Insight into the sequence-specific elements leading to increased DNA bending and ligase-mediated circularization propensity by antitumor trabectedin.

Abstract

DNA curvature is the result of a combination of both intrinsic features of the double helix and external distortions introduced by the environment and the binding of proteins or drugs. The propensity of certain double-stranded DNA (dsDNA) sequences to bend is essential in crucial biological processes, such as replication and transcription, in which proteins are known to either recognize noncanonical DNA conformations or promote their formation upon DNA binding.

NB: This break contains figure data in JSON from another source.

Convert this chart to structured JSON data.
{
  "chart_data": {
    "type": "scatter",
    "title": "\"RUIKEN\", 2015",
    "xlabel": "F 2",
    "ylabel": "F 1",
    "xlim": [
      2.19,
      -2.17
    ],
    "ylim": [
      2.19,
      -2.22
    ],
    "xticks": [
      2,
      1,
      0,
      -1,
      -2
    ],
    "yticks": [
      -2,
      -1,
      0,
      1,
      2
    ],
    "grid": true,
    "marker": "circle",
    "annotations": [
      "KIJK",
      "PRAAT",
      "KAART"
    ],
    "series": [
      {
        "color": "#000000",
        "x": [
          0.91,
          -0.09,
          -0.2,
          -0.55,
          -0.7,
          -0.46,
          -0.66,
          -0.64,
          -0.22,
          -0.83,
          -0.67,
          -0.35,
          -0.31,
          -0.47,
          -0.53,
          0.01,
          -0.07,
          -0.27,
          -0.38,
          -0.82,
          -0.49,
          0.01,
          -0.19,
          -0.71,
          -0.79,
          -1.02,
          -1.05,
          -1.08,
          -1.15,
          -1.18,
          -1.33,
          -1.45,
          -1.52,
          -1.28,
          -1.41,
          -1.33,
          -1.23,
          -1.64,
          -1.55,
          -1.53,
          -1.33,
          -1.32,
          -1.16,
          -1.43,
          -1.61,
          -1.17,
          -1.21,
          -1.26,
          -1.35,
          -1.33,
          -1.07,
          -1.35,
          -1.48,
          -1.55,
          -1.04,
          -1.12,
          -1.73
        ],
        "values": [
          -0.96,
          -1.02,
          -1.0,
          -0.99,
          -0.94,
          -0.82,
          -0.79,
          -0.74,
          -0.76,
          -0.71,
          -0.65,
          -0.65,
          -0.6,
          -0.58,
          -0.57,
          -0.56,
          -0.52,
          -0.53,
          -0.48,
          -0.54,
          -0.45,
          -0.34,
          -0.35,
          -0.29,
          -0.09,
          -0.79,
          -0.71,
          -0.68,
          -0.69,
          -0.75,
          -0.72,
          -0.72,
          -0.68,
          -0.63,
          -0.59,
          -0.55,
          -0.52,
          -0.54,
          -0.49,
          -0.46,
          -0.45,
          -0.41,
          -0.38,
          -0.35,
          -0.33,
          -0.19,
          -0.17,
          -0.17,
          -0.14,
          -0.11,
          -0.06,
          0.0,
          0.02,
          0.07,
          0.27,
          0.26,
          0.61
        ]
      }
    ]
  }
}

Trabectedin (Yondelis®) is a clinically used antitumor drug which, following covalent bond formation with the 2-amino group of guanine, induces DNA curvature and enhances the circularization ratio, upon DNA ligation, of several dsDNA constructs but not others. By means of unrestrained molecular dynamics simulations using explicitly solvated all-atom models, we rationalize these experimental findings in structural terms and shed light on the crucial, albeit possibly underappreciated, role played by T4 DNA ligase in stabilizing a bent DNA conformation prior to cyclization. Taken together, our results expand our current understanding on how DNA shape modification by trabectedin may affect both the sequence-specific recognition by transcription factors to promoter sites and RNA polymerase II binding.